Let’s start with a beautiful example from acoustics [3]. When you are in a room you often hear that sounds are distorted with echos (Figure 15.14). The number and strength of the echos depend on the geometry of the room, whether it is full or empty and the materials in the walls and ceilings.
Interestingly the relationship between the sounds that are originated in one location and what a listener hears in another position are related by an LTI system. If you are in a room and you clap (which is a good approximation to an impulse of sound), the echoes that you hear are very close to the impulse response of the system formed by the acoustics of the room. Any sounds that originates at the location of your clap will produce a sound in the room that will be qualitatively similar to the convolution of the acoustic signal with the echoes that you hear before when you clapped. Figure 15.15 shows a recording made in a restaurant in Cambridge, Massachusetts.

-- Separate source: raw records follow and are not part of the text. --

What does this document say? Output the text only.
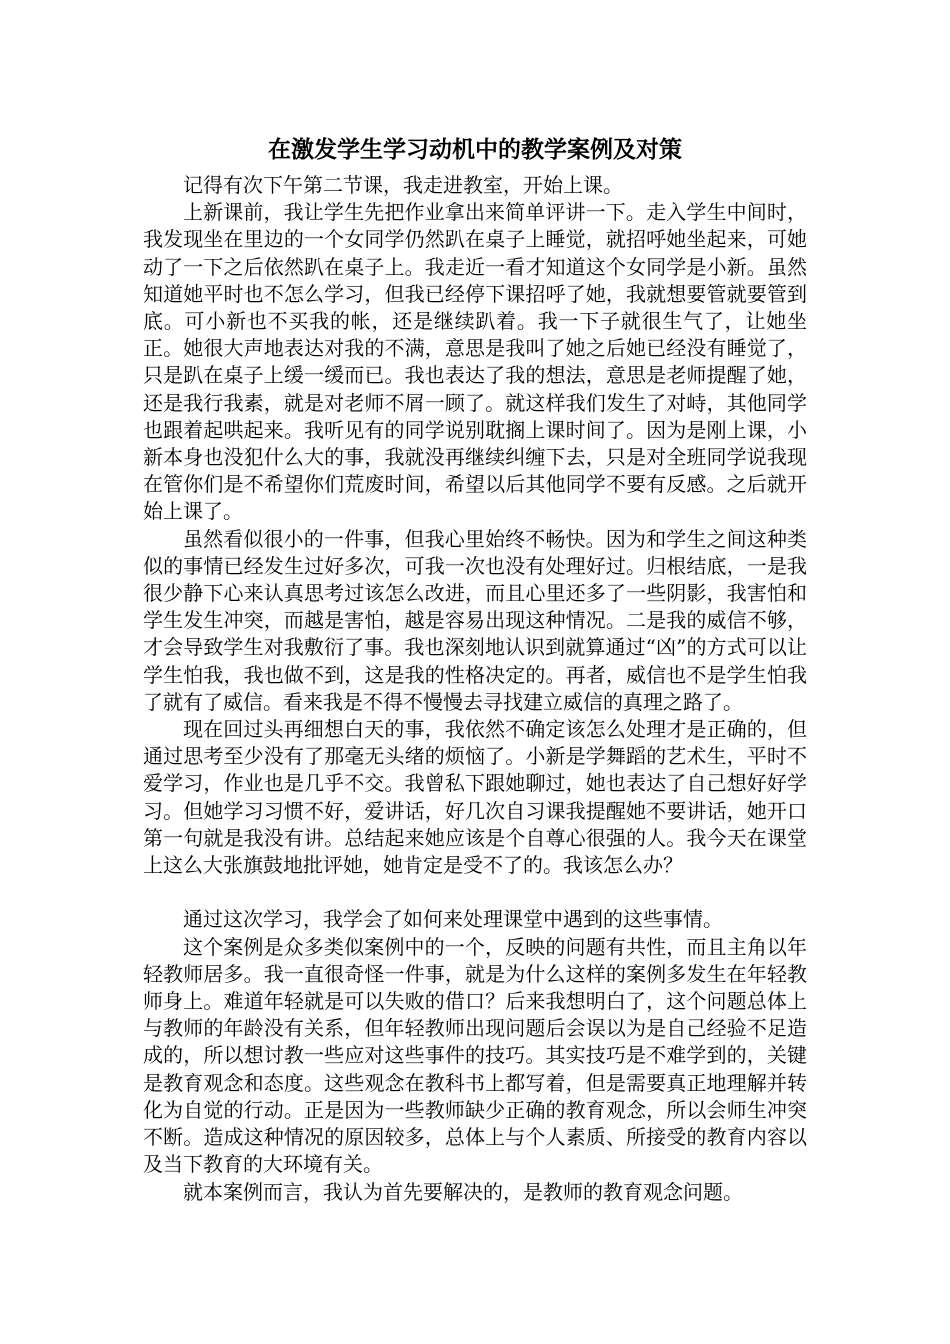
在激发学生学习动机中的教学案例及对策

记得有次下午第二节课，我走进教室，开始上课。

上新课前，我让学生先把作业拿出来简单评讲一下。走入学生中间时，我发现坐在里边的一个女同学仍然趴在桌子上睡觉，就招呼她坐起来，可她动了一下之后依然趴在桌子上。我走近一看才知道这个女同学是小新。虽然知道她平时也不怎么学习，但我已经停下课招呼了她，我就想要管就要管到底。可小新也不买我的帐，还是继续趴着。我一下子就很生气了，让她坐正。她很大声地表达对我的不满，意思是我叫了她之后她已经没有睡觉了，只是趴在桌子上缓一缓而已。我也表达了我的想法，意思是老师提醒了她，还是我行我素，就是对老师不屑一顾了。就这样我们发生了对峙，其他同学也跟着起哄起来。我听见有的同学说别耽搁上课时间了。因为是刚上课，小新本身也没犯什么大的事，我就没再继续纠缠下去，只是对全班同学说我现在管你们是不希望你们荒废时间，希望以后其他同学不要有反感。之后就开始上课了。

虽然看似很小的一件事，但我心里始终不畅快。因为和学生之间这种类似的事情已经发生过好多次，可我一次也没有处理好过。归根结底，一是我很少静下心来认真思考过该怎么改进，而且心里还多了一些阴影，我害怕和学生发生冲突，而越是害怕，越是容易出现这种情况。二是我的威信不够，才会导致学生对我敷衍了事。我也深刻地认识到就算通过“凶”的方式可以让学生怕我，我也做不到，这是我的性格决定的。再者，威信也不是学生怕我了就有了威信。看来我是不得不慢慢去寻找建立威信的真理之路了。

现在回过头再细想白天的事，我依然不确定该怎么处理才是正确的，但通过思考至少没有了那毫无头绪的烦恼了。小新是学舞蹈的艺术生，平时不爱学习，作业也是几乎不交。我曾私下跟她聊过，她也表达了自己想好好学习。但她学习习惯不好，爱讲话，好几次自习课我提醒她不要讲话，她开口第一句就是我没有讲。总结起来她应该是个自尊心很强的人。我今天在课堂上这么大张旗鼓地批评她，她肯定是受不了的。我该怎么办？

通过这次学习，我学会了如何来处理课堂中遇到的这些事情。

这个案例是众多类似案例中的一个，反映的问题有共性，而且主角以年轻教师居多。我一直很奇怪一件事，就是为什么这样的案例多发生在年轻教师身上。难道年轻就是可以失败的借口？后来我想明白了，这个问题总体上与教师的年龄没有关系，但年轻教师出现问题后会误以为是自己经验不足造成的，所以想讨教一些应对这些事件的技巧。其实技巧是不难学到的，关键是教育观念和态度。这些观念在教科书上都写着，但是需要真正地理解并转化为自觉的行动。正是因为一些教师缺少正确的教育观念，所以会师生冲突不断。造成这种情况的原因较多，总体上与个人素质、所接受的教育内容以及当下教育的大环境有关。

就本案例而言，我认为首先要解决的，是教师的教育观念问题。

Figure 15.16, adapted from [3], shows a sketch of how a voice signal gets distorted by the impulse response of a room before it reaches the listener. The impulse response, \(h (t)\), is modeled here as a sequence of four impulses, the first impulse corresponds to the direct path and the remaining three to the different paths inside the room, modeled with different delays (\(T_i\)) and amplitudes (\(0 < a_i < 1\)):
\[h (t) = a_0 \delta (t) + a_1 \delta \left(t-T_1 \right) + a_2 \delta \left( t-T_2 \right) + a_3 \delta \left( t-T_3 \right)\]

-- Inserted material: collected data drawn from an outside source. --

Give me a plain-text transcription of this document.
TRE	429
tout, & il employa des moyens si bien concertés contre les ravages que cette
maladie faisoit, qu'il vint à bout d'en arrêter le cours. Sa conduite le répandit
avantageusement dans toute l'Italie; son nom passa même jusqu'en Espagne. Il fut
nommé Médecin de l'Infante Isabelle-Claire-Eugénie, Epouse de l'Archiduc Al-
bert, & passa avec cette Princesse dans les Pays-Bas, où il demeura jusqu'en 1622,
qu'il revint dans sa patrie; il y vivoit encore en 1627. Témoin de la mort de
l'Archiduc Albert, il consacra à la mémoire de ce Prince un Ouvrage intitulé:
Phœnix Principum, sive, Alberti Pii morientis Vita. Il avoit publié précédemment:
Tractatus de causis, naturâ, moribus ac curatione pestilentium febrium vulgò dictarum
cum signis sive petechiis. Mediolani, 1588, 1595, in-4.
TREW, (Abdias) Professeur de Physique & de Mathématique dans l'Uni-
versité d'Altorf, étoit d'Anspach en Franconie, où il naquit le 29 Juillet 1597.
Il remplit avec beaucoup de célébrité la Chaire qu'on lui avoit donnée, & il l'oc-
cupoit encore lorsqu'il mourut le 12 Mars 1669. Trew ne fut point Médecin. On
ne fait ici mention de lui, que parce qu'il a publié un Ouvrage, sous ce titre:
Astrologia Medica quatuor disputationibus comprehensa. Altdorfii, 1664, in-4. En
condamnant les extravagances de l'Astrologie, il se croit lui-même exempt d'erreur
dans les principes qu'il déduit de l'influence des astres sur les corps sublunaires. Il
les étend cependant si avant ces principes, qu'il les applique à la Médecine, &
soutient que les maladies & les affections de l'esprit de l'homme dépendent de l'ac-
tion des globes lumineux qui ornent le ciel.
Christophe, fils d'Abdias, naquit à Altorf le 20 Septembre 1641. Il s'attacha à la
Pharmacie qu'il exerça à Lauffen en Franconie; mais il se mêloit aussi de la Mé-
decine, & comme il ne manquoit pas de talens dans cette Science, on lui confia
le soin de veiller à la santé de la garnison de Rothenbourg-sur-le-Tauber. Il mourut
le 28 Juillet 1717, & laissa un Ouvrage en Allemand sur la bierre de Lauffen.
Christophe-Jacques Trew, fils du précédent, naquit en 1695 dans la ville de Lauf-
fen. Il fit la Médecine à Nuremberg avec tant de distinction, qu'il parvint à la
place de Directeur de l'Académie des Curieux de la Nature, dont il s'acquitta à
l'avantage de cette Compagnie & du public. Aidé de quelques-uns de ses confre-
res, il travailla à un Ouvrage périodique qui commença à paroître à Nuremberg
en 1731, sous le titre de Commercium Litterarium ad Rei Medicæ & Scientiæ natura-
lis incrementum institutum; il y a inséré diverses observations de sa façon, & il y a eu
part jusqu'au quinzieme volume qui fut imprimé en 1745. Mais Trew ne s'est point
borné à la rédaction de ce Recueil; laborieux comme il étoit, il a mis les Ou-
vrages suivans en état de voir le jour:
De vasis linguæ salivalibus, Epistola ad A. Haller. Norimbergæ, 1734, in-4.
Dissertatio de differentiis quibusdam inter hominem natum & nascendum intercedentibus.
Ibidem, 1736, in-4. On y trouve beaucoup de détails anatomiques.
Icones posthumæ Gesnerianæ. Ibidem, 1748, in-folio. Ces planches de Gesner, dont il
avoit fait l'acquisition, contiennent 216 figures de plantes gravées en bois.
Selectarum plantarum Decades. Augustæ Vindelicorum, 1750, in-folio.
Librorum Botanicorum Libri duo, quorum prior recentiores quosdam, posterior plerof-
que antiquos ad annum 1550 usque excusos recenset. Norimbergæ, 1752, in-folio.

The sound that reaches the listener is the superposition of four copies of the sound emitted by the speaker. This can be written as the convolution of the input sound, \(\ell_{\texttt{in}}(t)\), with room impulse response, \(h (t)\): \[\ell_{\texttt{out}}(t) = \ell_{\texttt{in}}(t) \circ h(t) = a_0 \ell_{\texttt{out}}(t) + a_1 \ell_{\texttt{in}}(t-T_1) + a_2 \ell_{\texttt{in}}(t-T_2) + a_3 \ell_{\texttt{in}}(t-T_3)\] which is shown graphically in Figure 15.16.
15.7 Concluding Remarks
A good foundation in signal processing is a valuable background for computer vision scientists and engineers. This short introduction should now allow you go deeper by consulting other specialized books.
But we are not done yet. In the next chapter we will study the Fourier transform, which will provide a useful characterization of signals and images.